The Martin Drake Power Plant, the downtown eyesore that Moses brought with him from Egypt, caught fire and had to be shut down. Not to worry — the coal-fired relic only supplies a third of Bibleburg’s power — and as you can see from the photo at top, the city has a backup in place.
Boy, I bet the City Council wishes they’d given a green light (ho ho ho) to recreational-marijuana sales now. They’d have enough sales-tax revenue to build a solar array, six wind farms and a nuclear plant.
I can already see the slogan: “Puffin’ for Power: Get Lit And Stay Lit.”
My main racing bike from back in the day, a Steelman Eurocross, slightly the worse for wear after two hours of dusty trail.
It was Ride the Neglected Bike Day again today. And I must declare myself a shameless hypocrite.
For years I’ve inveighed against gram-counters, contending that a strong black cup of coffee and a productive few minutes in the reading room pre-ride is immeasurably preferable to flushing a fat wad of coarse notes down the loo of the latest and greatest bike-lightening comosellama.

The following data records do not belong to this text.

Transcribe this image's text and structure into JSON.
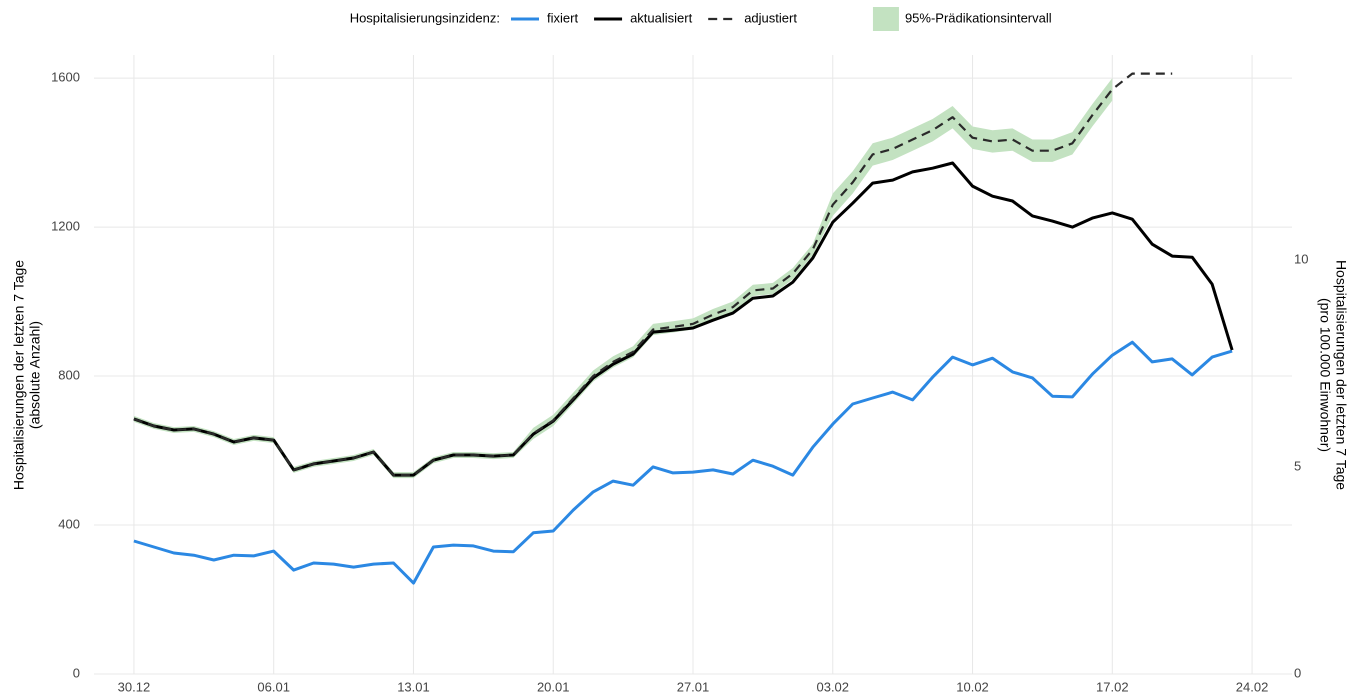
{
  "chart_data": {
    "type": "line",
    "legend_title": "Hospitalisierungsinzidenz:",
    "y_label": [
      "Hospitalisierungen der letzten 7 Tage",
      "(absolute Anzahl)"
    ],
    "y2_label": [
      "Hospitalisierungen der letzten 7 Tage",
      "(pro 100.000 Einwohner)"
    ],
    "x": [
      "30.12",
      "31.12",
      "01.01",
      "02.01",
      "03.01",
      "04.01",
      "05.01",
      "06.01",
      "07.01",
      "08.01",
      "09.01",
      "10.01",
      "11.01",
      "12.01",
      "13.01",
      "14.01",
      "15.01",
      "16.01",
      "17.01",
      "18.01",
      "19.01",
      "20.01",
      "21.01",
      "22.01",
      "23.01",
      "24.01",
      "25.01",
      "26.01",
      "27.01",
      "28.01",
      "29.01",
      "30.01",
      "31.01",
      "01.02",
      "02.02",
      "03.02",
      "04.02",
      "05.02",
      "06.02",
      "07.02",
      "08.02",
      "09.02",
      "10.02",
      "11.02",
      "12.02",
      "13.02",
      "14.02",
      "15.02",
      "16.02",
      "17.02",
      "18.02",
      "19.02",
      "20.02",
      "21.02",
      "22.02",
      "23.02"
    ],
    "xlim": [
      "28.12",
      "26.02"
    ],
    "xticks": [
      "30.12",
      "06.01",
      "13.01",
      "20.01",
      "27.01",
      "03.02",
      "10.02",
      "17.02",
      "24.02"
    ],
    "ylim": [
      0,
      1662
    ],
    "yticks": [
      0,
      400,
      800,
      1200,
      1600
    ],
    "y2lim": [
      0,
      14.96
    ],
    "y2ticks": [
      0,
      5,
      10
    ],
    "grid": true,
    "series": [
      {
        "name": "fixiert",
        "color": "#2b88e3",
        "values": [
          357,
          341,
          325,
          319,
          306,
          319,
          317,
          330,
          279,
          298,
          295,
          287,
          295,
          298,
          244,
          341,
          346,
          344,
          330,
          328,
          379,
          384,
          440,
          489,
          518,
          507,
          556,
          540,
          542,
          548,
          537,
          574,
          558,
          534,
          609,
          671,
          725,
          741,
          757,
          736,
          797,
          851,
          830,
          848,
          811,
          795,
          746,
          744,
          805,
          856,
          891,
          838,
          846,
          803,
          851,
          867
        ]
      },
      {
        "name": "aktualisiert",
        "color": "#000000",
        "values": [
          685,
          666,
          655,
          658,
          644,
          623,
          634,
          628,
          548,
          564,
          572,
          580,
          596,
          534,
          534,
          574,
          588,
          588,
          585,
          588,
          644,
          679,
          736,
          795,
          832,
          859,
          918,
          923,
          929,
          950,
          969,
          1009,
          1015,
          1052,
          1117,
          1213,
          1264,
          1318,
          1326,
          1348,
          1358,
          1372,
          1310,
          1283,
          1270,
          1230,
          1216,
          1200,
          1224,
          1238,
          1221,
          1154,
          1122,
          1119,
          1047,
          870
        ]
      },
      {
        "name": "adjustiert",
        "color": "#2a2a2a",
        "dash": true,
        "values": [
          685,
          666,
          655,
          658,
          644,
          623,
          634,
          628,
          548,
          564,
          572,
          580,
          596,
          534,
          534,
          574,
          588,
          588,
          585,
          588,
          646,
          681,
          740,
          800,
          838,
          865,
          925,
          932,
          940,
          965,
          985,
          1030,
          1035,
          1075,
          1140,
          1260,
          1320,
          1395,
          1410,
          1435,
          1460,
          1495,
          1440,
          1430,
          1435,
          1405,
          1405,
          1425,
          1500,
          1570,
          1612,
          1612,
          1612,
          null,
          null,
          null
        ]
      },
      {
        "name": "95%-Prädikationsintervall",
        "color": "#c3e2c1",
        "lower": [
          677,
          658,
          647,
          650,
          636,
          615,
          626,
          620,
          540,
          556,
          564,
          572,
          588,
          526,
          526,
          566,
          580,
          580,
          577,
          580,
          631,
          666,
          725,
          785,
          823,
          850,
          910,
          917,
          925,
          950,
          970,
          1015,
          1020,
          1060,
          1125,
          1230,
          1290,
          1365,
          1380,
          1405,
          1430,
          1465,
          1410,
          1400,
          1405,
          1375,
          1375,
          1395,
          1470,
          1540,
          null,
          null,
          null,
          null,
          null,
          null
        ],
        "upper": [
          693,
          674,
          663,
          666,
          652,
          631,
          642,
          636,
          556,
          572,
          580,
          588,
          604,
          542,
          542,
          582,
          596,
          596,
          593,
          596,
          661,
          696,
          755,
          815,
          853,
          880,
          940,
          947,
          955,
          980,
          1000,
          1045,
          1050,
          1090,
          1155,
          1290,
          1350,
          1425,
          1440,
          1465,
          1490,
          1525,
          1470,
          1460,
          1465,
          1435,
          1435,
          1455,
          1530,
          1600,
          null,
          null,
          null,
          null,
          null,
          null
        ]
      }
    ]
  }
}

Well, yesterday I spent two hours aboard the Salsa Vaya on the mean streets, bike paths and bumpy byways of Bibleburg, and today I did likewise astride one of my old racing bikes, a Steelman Cycles Eurocross.
And whaddaya know? I felt considerably friskier on the elderly ‘cross bike than I did on the young gravel grinder.
Let’s go to the tale of the tape, shall we?
The Salsa Vaya tips the scales at 28.9 pounds.
The Steelman Eurocross weighs in at 22 pounds.
Hm. A 6.9-pound dump is not out of the question, depending upon what was had for dinner. But it seems unlikely.
So for the moment I’m forced to declare myself full of shit.